But now the idea is starting to spread. As we report today (see cover), Simmons & Simmons is also trialling this in its projects practice. However, there’s a fair amount of inbuilt resistance to four-day weeks, for exactly the same reasons advanced by many at the height of the boom. Transactional departments – or so goes the argument – simply can’t manage on a four-day week; it suits pensions and employment groups better. The trouble is, at the moment there aren’t many transactions and the pensions and employment groups are the busiest ones around.
The four-day debate may obscure what is the most workable option – that of sabbaticals. Norton Rose’s proposal of sabbaticals on 30 per cent of salary is attractive, as having people out for a defined chunk of time is a whole lot easier to manage.

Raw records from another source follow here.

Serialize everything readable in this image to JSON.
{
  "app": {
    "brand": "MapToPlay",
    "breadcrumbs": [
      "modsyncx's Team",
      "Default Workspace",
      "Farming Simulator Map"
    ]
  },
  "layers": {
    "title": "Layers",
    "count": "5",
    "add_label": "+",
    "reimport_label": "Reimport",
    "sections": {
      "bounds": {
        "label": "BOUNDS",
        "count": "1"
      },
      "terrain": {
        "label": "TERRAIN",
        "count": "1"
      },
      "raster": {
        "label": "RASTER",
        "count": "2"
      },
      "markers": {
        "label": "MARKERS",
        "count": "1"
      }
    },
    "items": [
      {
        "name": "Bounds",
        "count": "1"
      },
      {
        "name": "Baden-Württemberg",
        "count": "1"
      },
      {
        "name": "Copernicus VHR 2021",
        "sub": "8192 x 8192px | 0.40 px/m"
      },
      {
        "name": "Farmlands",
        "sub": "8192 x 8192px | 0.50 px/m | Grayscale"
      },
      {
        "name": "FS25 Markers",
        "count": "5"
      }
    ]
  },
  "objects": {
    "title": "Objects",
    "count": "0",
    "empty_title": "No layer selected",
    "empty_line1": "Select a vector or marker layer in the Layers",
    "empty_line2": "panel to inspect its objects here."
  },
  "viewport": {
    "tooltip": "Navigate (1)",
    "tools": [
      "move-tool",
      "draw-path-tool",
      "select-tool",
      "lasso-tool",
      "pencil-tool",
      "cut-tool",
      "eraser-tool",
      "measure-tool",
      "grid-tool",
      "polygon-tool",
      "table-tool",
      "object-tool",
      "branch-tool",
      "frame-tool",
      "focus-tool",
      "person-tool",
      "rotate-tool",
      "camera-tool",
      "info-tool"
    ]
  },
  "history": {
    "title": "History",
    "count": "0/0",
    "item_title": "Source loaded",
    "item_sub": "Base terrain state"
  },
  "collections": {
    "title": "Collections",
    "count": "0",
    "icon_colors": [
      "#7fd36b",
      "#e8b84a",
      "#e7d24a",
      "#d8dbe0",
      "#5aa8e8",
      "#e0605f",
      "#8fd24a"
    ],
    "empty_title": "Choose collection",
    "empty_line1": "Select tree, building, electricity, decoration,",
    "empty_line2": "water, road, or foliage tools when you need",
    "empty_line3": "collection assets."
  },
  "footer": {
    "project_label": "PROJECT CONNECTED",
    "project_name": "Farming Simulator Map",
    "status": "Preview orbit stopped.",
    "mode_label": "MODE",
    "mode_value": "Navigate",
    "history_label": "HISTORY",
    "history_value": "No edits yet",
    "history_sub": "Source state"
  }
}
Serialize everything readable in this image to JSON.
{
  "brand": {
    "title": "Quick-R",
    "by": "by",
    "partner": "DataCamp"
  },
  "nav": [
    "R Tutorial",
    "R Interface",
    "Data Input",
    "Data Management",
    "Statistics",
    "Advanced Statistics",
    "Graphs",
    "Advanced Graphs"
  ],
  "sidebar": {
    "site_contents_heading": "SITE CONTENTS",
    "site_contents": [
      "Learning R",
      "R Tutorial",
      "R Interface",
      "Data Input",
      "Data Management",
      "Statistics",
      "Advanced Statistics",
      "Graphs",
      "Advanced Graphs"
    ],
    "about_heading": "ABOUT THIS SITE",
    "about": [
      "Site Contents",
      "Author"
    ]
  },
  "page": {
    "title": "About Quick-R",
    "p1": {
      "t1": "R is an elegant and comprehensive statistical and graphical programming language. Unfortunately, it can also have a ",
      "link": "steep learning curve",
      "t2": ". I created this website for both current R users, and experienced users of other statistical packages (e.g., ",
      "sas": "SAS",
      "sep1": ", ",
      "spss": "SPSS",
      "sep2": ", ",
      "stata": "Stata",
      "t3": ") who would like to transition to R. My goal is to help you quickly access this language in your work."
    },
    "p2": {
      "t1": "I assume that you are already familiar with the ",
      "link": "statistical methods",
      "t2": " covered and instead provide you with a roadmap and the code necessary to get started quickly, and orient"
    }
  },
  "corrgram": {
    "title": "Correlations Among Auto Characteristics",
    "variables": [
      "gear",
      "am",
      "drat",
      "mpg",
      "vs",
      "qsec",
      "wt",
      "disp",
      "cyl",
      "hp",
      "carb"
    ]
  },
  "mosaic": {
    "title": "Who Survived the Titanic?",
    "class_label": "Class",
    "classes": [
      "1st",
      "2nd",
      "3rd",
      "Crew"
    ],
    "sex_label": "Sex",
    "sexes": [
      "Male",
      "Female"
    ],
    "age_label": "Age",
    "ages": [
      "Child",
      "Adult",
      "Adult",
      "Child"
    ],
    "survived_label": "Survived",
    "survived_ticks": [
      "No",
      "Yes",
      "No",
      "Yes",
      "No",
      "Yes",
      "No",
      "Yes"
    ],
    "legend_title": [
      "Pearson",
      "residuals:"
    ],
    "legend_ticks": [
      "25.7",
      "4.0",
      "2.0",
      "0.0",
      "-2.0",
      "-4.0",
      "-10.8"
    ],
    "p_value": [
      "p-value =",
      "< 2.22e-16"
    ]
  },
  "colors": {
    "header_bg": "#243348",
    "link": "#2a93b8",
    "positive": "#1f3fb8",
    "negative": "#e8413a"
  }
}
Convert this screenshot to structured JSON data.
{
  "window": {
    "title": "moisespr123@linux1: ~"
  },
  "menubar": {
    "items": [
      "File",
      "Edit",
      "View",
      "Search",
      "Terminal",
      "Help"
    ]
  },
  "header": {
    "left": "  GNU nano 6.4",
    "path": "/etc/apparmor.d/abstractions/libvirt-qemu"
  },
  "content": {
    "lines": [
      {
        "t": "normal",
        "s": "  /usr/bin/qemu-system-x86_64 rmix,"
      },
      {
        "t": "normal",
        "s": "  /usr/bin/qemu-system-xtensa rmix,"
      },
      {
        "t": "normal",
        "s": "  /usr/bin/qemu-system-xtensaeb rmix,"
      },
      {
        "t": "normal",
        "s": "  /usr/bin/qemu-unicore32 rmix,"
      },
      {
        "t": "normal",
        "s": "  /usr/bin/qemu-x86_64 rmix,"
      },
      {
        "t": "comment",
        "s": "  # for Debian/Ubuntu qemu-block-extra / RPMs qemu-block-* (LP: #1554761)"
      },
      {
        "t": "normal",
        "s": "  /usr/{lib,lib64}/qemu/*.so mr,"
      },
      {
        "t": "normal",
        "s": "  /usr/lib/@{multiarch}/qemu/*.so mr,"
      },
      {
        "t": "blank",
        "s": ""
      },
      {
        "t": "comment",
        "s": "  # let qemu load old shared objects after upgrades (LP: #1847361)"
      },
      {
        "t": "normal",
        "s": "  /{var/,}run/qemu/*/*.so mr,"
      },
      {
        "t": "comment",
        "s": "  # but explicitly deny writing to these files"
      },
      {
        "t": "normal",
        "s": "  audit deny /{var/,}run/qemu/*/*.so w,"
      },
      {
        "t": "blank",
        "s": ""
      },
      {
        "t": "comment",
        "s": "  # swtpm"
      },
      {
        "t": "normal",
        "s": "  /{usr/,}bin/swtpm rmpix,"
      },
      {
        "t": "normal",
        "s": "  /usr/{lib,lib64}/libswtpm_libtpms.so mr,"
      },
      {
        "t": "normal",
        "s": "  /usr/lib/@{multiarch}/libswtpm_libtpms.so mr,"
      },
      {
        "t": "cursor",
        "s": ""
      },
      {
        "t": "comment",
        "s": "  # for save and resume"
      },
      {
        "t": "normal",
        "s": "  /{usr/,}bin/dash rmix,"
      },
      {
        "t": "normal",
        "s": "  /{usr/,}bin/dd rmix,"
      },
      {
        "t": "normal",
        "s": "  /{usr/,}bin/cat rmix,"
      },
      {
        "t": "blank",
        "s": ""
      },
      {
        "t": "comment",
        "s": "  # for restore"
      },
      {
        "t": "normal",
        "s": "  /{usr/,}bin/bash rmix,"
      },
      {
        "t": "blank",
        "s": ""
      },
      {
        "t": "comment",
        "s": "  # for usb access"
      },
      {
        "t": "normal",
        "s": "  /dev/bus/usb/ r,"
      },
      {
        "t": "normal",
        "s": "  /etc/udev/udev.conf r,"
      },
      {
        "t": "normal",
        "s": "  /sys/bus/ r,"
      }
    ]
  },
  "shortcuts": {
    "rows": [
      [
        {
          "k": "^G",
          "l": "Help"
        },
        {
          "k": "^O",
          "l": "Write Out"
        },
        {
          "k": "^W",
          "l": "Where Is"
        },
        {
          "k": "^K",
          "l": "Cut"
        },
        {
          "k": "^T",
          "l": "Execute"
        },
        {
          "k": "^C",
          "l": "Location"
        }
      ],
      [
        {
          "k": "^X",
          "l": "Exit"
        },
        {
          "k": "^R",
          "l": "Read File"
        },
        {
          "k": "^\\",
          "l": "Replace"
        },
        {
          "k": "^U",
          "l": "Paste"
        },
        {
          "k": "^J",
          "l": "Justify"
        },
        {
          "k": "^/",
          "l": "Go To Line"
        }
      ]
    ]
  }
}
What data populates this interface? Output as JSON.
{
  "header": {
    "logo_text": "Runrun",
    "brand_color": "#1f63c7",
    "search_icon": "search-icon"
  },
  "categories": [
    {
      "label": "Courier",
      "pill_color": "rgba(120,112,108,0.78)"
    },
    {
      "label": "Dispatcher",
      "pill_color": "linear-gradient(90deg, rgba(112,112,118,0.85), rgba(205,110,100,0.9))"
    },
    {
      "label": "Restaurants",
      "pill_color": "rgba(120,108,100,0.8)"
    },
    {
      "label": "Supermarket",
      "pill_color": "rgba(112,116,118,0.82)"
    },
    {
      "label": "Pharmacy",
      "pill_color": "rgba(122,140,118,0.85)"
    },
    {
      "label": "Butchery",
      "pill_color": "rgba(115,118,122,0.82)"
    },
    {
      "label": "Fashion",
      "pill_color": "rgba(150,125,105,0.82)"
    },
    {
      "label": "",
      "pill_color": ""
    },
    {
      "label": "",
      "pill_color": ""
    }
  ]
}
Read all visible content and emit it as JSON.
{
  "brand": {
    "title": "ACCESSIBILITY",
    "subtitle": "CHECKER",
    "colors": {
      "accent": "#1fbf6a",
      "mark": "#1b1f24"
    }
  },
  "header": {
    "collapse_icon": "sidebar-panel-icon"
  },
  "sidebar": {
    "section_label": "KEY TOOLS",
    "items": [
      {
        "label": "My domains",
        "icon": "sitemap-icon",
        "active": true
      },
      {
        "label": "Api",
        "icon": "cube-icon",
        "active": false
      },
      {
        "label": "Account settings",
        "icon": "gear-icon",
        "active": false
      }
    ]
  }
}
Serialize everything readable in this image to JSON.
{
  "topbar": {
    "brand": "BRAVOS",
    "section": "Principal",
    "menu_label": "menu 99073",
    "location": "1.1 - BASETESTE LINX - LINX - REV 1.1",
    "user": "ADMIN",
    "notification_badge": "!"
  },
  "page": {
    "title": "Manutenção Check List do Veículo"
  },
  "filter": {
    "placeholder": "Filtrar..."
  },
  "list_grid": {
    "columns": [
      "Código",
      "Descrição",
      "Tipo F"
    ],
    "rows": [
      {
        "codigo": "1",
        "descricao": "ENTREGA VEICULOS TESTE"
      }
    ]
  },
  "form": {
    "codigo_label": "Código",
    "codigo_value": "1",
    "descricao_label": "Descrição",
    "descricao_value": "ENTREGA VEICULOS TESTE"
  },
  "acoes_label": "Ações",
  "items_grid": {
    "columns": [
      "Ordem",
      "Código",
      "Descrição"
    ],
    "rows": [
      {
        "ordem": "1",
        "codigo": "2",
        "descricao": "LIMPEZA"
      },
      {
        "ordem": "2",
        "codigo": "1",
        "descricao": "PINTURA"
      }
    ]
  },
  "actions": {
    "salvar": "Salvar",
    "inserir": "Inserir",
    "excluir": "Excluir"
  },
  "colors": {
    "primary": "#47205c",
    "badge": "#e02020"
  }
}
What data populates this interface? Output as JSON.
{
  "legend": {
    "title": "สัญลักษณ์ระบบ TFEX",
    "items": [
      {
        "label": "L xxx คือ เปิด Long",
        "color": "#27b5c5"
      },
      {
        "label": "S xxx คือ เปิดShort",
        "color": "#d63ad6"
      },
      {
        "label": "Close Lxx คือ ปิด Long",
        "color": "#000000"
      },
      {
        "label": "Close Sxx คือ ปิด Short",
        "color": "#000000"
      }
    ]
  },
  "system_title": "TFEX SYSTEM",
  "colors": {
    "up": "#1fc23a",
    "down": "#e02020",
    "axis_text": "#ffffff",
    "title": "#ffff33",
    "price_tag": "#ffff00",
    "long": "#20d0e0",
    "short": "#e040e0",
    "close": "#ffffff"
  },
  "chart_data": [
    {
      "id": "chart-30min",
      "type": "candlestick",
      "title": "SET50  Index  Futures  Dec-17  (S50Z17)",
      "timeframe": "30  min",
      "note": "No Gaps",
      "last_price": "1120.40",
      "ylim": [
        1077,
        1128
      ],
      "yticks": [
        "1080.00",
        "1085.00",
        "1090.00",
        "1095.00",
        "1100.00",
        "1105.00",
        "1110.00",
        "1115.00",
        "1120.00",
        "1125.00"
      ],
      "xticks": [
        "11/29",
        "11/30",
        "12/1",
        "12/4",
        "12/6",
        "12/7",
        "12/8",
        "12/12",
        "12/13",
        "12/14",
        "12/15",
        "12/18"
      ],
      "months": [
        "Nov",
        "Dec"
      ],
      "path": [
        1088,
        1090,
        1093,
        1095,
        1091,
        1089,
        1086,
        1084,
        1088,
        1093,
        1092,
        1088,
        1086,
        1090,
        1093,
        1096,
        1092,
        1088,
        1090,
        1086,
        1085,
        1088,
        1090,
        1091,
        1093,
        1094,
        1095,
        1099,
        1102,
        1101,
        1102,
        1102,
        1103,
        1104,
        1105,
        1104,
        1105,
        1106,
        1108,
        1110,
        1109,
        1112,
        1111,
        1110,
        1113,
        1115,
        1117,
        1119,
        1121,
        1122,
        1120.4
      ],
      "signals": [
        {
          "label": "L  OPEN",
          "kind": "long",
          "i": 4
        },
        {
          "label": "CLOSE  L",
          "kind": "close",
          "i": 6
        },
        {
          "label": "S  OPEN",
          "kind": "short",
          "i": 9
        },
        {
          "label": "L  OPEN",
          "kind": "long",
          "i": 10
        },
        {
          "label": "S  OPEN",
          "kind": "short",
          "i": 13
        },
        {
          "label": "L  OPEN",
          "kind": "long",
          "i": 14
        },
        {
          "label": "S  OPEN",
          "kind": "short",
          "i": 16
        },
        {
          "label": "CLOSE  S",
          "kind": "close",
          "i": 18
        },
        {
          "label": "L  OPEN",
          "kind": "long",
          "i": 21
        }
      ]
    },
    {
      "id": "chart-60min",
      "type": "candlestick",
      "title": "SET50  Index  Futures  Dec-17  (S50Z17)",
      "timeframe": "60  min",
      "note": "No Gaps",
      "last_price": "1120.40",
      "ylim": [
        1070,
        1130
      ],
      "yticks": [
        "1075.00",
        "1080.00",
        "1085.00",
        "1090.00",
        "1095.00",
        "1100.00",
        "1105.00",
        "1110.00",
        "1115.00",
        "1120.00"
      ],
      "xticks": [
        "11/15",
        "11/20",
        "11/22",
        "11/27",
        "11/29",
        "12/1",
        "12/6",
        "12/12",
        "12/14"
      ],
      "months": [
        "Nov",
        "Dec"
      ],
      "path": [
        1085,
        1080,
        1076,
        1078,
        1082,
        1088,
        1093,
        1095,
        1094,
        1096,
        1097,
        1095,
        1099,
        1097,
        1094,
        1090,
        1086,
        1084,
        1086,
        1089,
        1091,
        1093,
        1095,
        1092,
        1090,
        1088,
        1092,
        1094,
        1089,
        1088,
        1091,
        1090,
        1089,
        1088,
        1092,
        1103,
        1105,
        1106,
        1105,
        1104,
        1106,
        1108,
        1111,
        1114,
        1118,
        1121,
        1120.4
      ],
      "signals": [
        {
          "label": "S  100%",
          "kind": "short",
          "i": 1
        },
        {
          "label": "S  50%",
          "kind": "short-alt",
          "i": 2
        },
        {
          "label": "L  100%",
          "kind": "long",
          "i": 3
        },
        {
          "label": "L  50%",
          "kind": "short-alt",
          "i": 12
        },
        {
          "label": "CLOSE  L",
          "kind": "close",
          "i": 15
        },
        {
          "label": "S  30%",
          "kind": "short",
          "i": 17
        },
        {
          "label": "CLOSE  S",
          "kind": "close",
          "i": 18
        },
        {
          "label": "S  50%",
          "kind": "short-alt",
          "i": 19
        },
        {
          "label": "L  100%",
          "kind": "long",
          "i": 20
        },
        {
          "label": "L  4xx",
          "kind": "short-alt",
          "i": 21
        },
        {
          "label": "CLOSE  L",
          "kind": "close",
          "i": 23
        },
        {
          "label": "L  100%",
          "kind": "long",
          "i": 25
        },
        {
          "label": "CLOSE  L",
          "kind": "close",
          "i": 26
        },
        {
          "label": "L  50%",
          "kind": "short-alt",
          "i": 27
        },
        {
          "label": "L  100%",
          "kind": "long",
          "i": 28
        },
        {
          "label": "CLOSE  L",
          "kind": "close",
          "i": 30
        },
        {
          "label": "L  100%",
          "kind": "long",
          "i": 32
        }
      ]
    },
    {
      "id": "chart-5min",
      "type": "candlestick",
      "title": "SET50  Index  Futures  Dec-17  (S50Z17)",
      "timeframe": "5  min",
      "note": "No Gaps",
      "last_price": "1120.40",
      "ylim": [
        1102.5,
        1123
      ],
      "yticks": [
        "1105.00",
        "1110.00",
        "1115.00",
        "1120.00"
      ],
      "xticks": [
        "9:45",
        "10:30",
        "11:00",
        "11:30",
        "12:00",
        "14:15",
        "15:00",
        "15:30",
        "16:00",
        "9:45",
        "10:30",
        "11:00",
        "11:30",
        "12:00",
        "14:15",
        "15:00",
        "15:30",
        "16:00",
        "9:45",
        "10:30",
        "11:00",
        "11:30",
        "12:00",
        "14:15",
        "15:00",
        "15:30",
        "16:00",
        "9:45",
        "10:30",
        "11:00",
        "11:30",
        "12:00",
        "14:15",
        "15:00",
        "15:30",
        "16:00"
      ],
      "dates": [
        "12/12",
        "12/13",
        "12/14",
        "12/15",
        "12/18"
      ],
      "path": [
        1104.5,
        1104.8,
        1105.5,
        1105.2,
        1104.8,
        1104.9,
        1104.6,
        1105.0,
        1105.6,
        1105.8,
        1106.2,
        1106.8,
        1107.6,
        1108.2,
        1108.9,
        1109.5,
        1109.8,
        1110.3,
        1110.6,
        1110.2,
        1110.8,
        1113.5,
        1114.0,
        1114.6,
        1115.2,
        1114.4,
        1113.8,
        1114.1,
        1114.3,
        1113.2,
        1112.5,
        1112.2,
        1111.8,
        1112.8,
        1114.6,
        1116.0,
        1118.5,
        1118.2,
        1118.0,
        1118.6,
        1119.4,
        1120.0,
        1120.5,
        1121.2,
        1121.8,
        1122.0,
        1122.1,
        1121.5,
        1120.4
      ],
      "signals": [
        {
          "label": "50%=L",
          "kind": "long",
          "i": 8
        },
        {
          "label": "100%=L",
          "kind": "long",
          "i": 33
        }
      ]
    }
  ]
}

Whatever happens, current salary levels are uneconomic. I’ve spoken to three firms which have investigated salary cuts but which have shied away from the PR risk. People still mention the story from the early 1990s when McKenna & Co (now CMS Cameron McKenna) sent out redundancy notices by bike courier. These things resonate in the memory. People may, in the end, forget all about the magic circle cuts, but – unfairly or not – they’ll probably remember the fact that DLA paid out the statutory minimum, that Norton Rose offered a four-day week and that Freshfields decided to freeze pay.
Actually, Freshfields’ decision has led to it being held in enormous affection – not necessarily by its own staff, but by its peers, who had the instant excuse to do the same. “It’s like they wrote a cheque to every firm in the City,” says one managing partner.
Other firms may not follow Norton Rose’s example yet, but at least it gives them breathing space to discuss it.